No auge, no dia 2 de abril de 2020, a Itália registrou uma média móvel diária de 13,47 óbitos por milhão de habitantes. O pico registrado no Brasil, em 12 de abril deste ano, foi um pouco superior, de 14,70 mortes diárias por milhão, segundo dados da Universidade Johns Hopkins, nos Estados Unidos.

Em pronunciamento na TV no dia 24 de março de 2020, o presidente Jair Bolsonaro desdenhou dos perigos evidentes e disse que o Brasil estava livre da praga que afligia a Itália porque somos um país tropical e com uma população mais jovem.

"Espalharam exatamente a sensação de pavor, tendo como carro-chefe o anúncio do grande número de vítimas na Itália. Um país com grande número de idosos e com um clima totalmente diferente do nosso. O cenário perfeito, potencializado pela mídia, para que uma verdadeira histeria se espalhasse pelo nosso país", disse Bolsonaro.

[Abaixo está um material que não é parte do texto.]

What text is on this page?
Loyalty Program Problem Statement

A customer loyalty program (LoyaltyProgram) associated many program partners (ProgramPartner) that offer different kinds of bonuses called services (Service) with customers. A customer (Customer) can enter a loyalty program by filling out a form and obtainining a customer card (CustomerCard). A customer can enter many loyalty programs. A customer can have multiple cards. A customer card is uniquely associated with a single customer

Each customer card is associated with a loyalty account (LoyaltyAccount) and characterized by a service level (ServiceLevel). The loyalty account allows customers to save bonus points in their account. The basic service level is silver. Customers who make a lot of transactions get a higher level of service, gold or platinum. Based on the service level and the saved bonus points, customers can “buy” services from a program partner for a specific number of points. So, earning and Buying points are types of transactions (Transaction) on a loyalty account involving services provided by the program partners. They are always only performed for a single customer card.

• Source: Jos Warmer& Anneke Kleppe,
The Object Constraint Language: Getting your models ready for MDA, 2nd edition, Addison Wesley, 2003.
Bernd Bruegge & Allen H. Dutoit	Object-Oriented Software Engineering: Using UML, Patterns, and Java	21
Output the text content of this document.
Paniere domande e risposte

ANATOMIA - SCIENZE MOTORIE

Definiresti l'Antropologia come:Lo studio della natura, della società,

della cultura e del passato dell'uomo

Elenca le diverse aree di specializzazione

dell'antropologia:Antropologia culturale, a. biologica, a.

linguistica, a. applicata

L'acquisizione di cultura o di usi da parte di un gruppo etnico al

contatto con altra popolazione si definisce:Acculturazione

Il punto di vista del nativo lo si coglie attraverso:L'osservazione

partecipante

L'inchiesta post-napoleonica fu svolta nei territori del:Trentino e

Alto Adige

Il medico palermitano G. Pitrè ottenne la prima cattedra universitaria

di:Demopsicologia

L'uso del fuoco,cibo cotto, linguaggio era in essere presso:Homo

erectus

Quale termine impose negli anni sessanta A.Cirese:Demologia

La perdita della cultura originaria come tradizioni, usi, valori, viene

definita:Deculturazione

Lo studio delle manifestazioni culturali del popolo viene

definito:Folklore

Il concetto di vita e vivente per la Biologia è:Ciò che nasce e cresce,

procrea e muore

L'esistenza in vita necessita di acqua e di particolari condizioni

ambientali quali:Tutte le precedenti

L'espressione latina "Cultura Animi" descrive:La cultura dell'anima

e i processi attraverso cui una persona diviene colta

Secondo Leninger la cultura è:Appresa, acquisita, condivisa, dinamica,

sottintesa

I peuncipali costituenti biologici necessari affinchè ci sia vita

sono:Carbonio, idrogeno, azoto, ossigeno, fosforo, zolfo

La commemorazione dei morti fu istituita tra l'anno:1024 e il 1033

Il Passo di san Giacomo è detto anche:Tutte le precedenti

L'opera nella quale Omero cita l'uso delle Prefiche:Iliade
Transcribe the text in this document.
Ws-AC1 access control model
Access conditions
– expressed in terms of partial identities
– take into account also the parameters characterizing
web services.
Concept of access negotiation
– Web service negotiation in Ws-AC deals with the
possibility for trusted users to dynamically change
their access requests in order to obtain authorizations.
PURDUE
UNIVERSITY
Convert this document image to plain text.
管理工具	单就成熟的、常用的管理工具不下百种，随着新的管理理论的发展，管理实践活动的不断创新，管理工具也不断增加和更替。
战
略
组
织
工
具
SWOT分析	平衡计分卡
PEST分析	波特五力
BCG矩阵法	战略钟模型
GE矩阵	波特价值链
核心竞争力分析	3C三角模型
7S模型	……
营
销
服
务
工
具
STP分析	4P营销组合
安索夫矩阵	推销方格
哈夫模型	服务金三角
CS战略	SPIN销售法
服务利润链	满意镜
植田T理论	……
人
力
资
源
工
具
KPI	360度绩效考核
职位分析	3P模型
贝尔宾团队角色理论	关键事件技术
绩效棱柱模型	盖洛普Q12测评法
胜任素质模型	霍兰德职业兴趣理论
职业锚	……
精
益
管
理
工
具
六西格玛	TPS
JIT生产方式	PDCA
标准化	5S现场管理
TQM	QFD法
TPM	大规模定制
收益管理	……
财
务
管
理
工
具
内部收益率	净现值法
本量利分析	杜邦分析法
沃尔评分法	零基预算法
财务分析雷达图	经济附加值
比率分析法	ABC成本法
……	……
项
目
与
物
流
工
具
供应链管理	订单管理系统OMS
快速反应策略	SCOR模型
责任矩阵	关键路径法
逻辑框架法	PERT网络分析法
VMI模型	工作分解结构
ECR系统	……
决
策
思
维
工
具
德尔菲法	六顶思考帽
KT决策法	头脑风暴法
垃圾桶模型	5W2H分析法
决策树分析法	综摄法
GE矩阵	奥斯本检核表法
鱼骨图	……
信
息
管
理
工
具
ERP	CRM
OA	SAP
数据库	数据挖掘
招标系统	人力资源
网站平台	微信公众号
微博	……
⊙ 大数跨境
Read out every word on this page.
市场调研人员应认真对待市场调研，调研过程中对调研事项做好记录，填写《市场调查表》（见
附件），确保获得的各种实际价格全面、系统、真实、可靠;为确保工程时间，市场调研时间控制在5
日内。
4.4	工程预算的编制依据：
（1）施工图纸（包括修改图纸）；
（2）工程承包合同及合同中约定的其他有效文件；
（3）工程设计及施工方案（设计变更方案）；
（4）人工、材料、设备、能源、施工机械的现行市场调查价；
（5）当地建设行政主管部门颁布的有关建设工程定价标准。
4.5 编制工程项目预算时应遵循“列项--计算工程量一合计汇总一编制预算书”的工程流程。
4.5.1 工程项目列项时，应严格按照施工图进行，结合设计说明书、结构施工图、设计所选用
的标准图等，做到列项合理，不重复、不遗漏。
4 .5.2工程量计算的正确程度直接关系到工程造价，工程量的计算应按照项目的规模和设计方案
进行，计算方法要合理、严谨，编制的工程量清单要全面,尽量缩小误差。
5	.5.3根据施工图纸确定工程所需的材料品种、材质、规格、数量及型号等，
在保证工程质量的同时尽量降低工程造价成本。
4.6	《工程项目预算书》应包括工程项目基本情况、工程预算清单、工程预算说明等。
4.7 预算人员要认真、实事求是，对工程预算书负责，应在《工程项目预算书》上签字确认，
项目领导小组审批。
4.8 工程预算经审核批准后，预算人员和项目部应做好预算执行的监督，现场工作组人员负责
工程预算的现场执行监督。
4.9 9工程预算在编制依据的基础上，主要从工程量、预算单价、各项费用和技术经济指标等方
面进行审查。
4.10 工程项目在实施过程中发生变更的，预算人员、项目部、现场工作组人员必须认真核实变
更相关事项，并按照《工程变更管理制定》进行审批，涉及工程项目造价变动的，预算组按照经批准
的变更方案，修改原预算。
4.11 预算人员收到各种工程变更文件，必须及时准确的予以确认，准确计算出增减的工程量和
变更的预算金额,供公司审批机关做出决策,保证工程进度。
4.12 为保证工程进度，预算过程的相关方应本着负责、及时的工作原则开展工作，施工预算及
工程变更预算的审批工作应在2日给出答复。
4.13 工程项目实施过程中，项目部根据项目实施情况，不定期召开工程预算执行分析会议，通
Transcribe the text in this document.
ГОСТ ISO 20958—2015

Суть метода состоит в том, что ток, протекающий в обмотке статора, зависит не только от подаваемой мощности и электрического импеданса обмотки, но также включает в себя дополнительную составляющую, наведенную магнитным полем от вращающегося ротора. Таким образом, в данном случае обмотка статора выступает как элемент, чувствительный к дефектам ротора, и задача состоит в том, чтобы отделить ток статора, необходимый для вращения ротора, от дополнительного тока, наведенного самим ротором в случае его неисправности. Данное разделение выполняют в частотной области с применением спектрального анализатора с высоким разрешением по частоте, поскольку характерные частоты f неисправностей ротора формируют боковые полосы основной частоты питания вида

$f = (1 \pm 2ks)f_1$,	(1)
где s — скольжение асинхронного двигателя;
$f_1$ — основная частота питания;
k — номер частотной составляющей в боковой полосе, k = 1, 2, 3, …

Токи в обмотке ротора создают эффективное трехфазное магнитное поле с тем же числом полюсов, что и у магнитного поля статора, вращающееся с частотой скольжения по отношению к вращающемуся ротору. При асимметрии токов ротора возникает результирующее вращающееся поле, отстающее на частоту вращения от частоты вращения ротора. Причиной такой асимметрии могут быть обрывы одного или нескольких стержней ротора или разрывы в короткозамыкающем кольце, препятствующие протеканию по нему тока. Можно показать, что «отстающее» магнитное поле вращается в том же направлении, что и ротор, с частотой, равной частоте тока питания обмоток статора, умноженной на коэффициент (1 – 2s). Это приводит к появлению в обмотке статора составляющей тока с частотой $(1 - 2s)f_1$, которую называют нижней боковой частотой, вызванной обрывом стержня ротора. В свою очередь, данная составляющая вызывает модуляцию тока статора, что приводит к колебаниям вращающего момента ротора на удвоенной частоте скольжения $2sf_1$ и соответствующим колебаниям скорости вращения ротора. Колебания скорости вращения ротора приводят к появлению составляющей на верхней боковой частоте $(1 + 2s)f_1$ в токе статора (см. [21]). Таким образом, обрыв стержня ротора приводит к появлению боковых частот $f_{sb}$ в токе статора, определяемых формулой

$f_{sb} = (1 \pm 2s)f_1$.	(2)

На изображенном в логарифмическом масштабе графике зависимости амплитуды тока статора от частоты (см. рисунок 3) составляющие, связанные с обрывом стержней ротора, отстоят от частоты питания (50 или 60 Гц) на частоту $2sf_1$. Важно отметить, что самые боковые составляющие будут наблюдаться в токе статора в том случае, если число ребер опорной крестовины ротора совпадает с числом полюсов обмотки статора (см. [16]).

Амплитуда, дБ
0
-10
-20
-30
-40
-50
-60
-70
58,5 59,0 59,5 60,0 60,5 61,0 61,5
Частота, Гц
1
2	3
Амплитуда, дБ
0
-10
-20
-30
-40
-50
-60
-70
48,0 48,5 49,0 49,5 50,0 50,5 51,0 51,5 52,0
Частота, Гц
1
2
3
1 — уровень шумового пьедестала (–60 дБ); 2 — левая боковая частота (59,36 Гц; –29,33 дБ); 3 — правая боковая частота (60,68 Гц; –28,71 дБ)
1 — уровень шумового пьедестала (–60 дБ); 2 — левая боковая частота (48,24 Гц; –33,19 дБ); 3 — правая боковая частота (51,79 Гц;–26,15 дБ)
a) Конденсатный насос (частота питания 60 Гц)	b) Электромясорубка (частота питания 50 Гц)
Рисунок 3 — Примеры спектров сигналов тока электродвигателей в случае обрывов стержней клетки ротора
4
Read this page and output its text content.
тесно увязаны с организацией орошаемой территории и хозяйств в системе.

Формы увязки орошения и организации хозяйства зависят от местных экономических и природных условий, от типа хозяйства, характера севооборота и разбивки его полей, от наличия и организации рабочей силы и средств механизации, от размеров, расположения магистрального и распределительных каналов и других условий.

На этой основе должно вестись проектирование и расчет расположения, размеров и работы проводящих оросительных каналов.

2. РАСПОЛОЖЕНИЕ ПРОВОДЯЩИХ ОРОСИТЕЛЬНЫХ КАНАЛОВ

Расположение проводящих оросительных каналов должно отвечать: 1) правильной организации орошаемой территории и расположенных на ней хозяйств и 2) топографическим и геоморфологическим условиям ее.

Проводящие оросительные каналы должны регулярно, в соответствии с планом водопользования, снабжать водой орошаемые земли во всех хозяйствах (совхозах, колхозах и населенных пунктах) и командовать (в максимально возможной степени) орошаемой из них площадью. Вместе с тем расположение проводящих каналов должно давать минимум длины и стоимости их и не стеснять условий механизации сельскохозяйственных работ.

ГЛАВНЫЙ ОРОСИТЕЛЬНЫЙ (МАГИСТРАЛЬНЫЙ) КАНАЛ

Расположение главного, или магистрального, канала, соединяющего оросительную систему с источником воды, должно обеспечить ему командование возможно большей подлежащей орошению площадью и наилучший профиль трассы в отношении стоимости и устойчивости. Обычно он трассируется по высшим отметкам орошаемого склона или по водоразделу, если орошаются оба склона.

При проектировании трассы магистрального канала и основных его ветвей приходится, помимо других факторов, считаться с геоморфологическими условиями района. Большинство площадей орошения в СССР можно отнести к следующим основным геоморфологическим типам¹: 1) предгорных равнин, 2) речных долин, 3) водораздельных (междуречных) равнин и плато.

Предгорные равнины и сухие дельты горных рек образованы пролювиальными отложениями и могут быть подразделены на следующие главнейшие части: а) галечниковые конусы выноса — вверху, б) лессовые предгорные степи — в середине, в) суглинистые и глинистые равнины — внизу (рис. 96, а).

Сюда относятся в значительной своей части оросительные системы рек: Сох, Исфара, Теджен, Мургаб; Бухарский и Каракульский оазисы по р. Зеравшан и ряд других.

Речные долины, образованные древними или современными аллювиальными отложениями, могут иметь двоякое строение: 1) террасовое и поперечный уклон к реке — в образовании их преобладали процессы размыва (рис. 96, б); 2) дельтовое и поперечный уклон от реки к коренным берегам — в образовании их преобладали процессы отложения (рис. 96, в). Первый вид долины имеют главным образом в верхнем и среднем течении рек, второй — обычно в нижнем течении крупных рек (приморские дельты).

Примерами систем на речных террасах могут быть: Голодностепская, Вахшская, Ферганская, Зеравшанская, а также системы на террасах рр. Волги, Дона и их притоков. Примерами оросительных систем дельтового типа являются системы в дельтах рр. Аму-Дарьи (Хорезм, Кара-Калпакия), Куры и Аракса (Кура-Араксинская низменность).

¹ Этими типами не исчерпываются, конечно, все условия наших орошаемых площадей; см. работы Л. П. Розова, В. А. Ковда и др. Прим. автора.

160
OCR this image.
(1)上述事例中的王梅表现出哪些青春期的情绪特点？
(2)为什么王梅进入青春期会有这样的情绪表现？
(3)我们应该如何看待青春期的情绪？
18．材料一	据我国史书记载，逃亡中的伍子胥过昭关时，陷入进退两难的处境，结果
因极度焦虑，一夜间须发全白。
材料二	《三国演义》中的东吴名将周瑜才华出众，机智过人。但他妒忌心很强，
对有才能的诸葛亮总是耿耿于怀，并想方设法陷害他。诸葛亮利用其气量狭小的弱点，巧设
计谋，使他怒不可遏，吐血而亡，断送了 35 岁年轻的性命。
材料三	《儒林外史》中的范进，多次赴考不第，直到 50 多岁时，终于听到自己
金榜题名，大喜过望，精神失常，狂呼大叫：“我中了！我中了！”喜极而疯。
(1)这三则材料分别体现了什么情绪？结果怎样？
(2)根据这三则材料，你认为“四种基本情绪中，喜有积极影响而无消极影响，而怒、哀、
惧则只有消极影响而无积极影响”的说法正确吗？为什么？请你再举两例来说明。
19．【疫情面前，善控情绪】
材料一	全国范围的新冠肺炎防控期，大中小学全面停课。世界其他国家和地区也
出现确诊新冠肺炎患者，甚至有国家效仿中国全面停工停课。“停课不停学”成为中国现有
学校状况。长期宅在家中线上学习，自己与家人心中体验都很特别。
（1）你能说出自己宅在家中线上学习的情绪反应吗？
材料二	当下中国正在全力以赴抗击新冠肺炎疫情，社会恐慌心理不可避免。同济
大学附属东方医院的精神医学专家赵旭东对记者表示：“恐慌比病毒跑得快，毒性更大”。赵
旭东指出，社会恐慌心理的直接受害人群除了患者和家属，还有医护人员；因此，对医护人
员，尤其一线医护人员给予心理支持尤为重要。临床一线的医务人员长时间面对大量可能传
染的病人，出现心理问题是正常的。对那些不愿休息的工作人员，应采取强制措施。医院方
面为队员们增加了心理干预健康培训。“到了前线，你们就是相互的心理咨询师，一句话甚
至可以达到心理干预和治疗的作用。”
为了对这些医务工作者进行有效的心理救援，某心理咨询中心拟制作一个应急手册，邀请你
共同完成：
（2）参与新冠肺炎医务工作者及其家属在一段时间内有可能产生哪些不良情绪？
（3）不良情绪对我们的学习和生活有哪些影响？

Se ele ao menos tivesse admitido o engano nos meses que se seguiram. Mas não. Os mortos seguiram se acumulando e o presidente apenas aderiu a novos argumentos tortos para se recusar a apoiar as medidas que poderiam minimizar o dano à saúde pública.

Se adotadas no tempo certo, com inteligência e em uníssono com estados e municípios, seria possível inclusive reduzir o período de fechamento das atividades, amenizando o impacto econômico dessas medidas.

Mas era mais importante, para Bolsonaro, criar uma narrativa de "nós contra eles", de "economia versus histeria sanitária" e de "direita libertária versus comunismo coletivista".

Bolsonaro assumiu-se como líder de uma seita política que crê em algo que podemos chamar de darwinismo viral: os mais velhos e fracos podem morrer, "fazer o quê" e "não sou coveiro", em suas próprias palavras; os fortes serão como ele e terão quando muito "um resfriadinho". Nem isso era verdade.

Bolsonaro começou a empilhar os mortos —que agora chegam à impressionante marca de meio milhão de vidas perdidas para a covid-19— já em março de 2020, portanto, quando anunciou em cadeia nacional que as imagens da Itália não passavam de uma "verdadeira histeria".

"O que está acontecendo ali, pai?"

E eu poderia ter respondido: "Essa foto, meu filho, mostra uma lição que não foi aprendida e um alerta que foi ignorado. De propósito".